The Institute for Supply Management’s non-manufacturing index rose 3 points to 59.7, the biggest gain in a year, the group’s data showed Tuesday. The increase, driven by 13-year highs in gauges of new orders and business activity, topped all but one estimate in a Bloomberg survey calling for a rise to 57.4. All 18 industries reported growth, ISM said.
- Advances in three of the four index components signal that businesses remain optimistic about consumer demand for services and that the effects of the government shutdown are fading.
- The report also indicates that continuing trade tensions and a dimming global-growth outlook aren’t weighing so much on service providers. An index of export orders rebounded from a two-year low while a gauge of imports fell to the lowest since 2017.
- The employment gauge fell to an eight-month low, though remained at a historically elevated level. That followed ISM’s factory jobs gauge slumping to a two-year low in February.

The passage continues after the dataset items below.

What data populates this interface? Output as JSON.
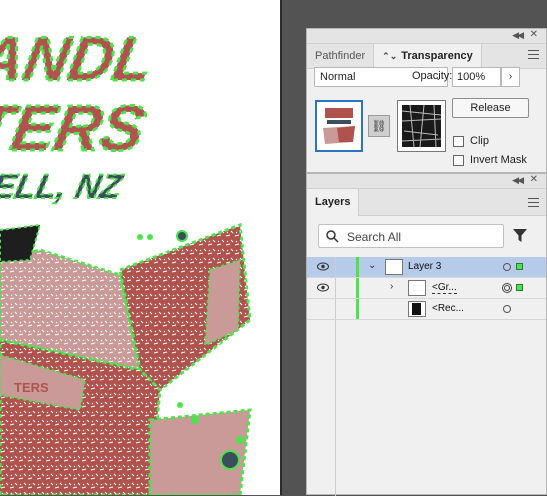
{
  "artwork": {
    "line1": "ANDL",
    "line2": "TERS",
    "line3": "VELL, NZ",
    "badge_text": "TERS"
  },
  "transparency_panel": {
    "tabs": [
      {
        "label": "Pathfinder"
      },
      {
        "label": "Transparency"
      }
    ],
    "blend_mode": "Normal",
    "opacity_label": "Opacity:",
    "opacity_value": "100%",
    "release_button": "Release",
    "clip_label": "Clip",
    "invert_mask_label": "Invert Mask"
  },
  "layers_panel": {
    "tab_label": "Layers",
    "search_placeholder": "Search All",
    "rows": [
      {
        "name": "Layer 3"
      },
      {
        "name": "<Gr..."
      },
      {
        "name": "<Rec..."
      }
    ]
  },
  "colors": {
    "selection_green": "#4de34d",
    "accent_blue": "#2c72c7",
    "selected_row": "#b6cbea",
    "art_red": "#b0534e",
    "art_pink": "#c99a98",
    "art_teal": "#3c4e5b"
  }
}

The Labor Department’s payrolls report Friday is forecast to show the pace of gains in nonfarm jobs eased last month.
- Service companies still face bottlenecks: a measure of backlogs showed they grew at a faster pace, while the gauge of supplier delivery times increased for the first time since October.
- The prices gauge fell to 54.4, the lowest since June 2017. That followed ISM data for manufacturers showing that index of their prices paid fell to a three-year low and remained below 50 for a second-straight month.
- ISM’s February factory index, issued Friday, declined to a two-year low as measures of orders, employment, production and deliveries all fell.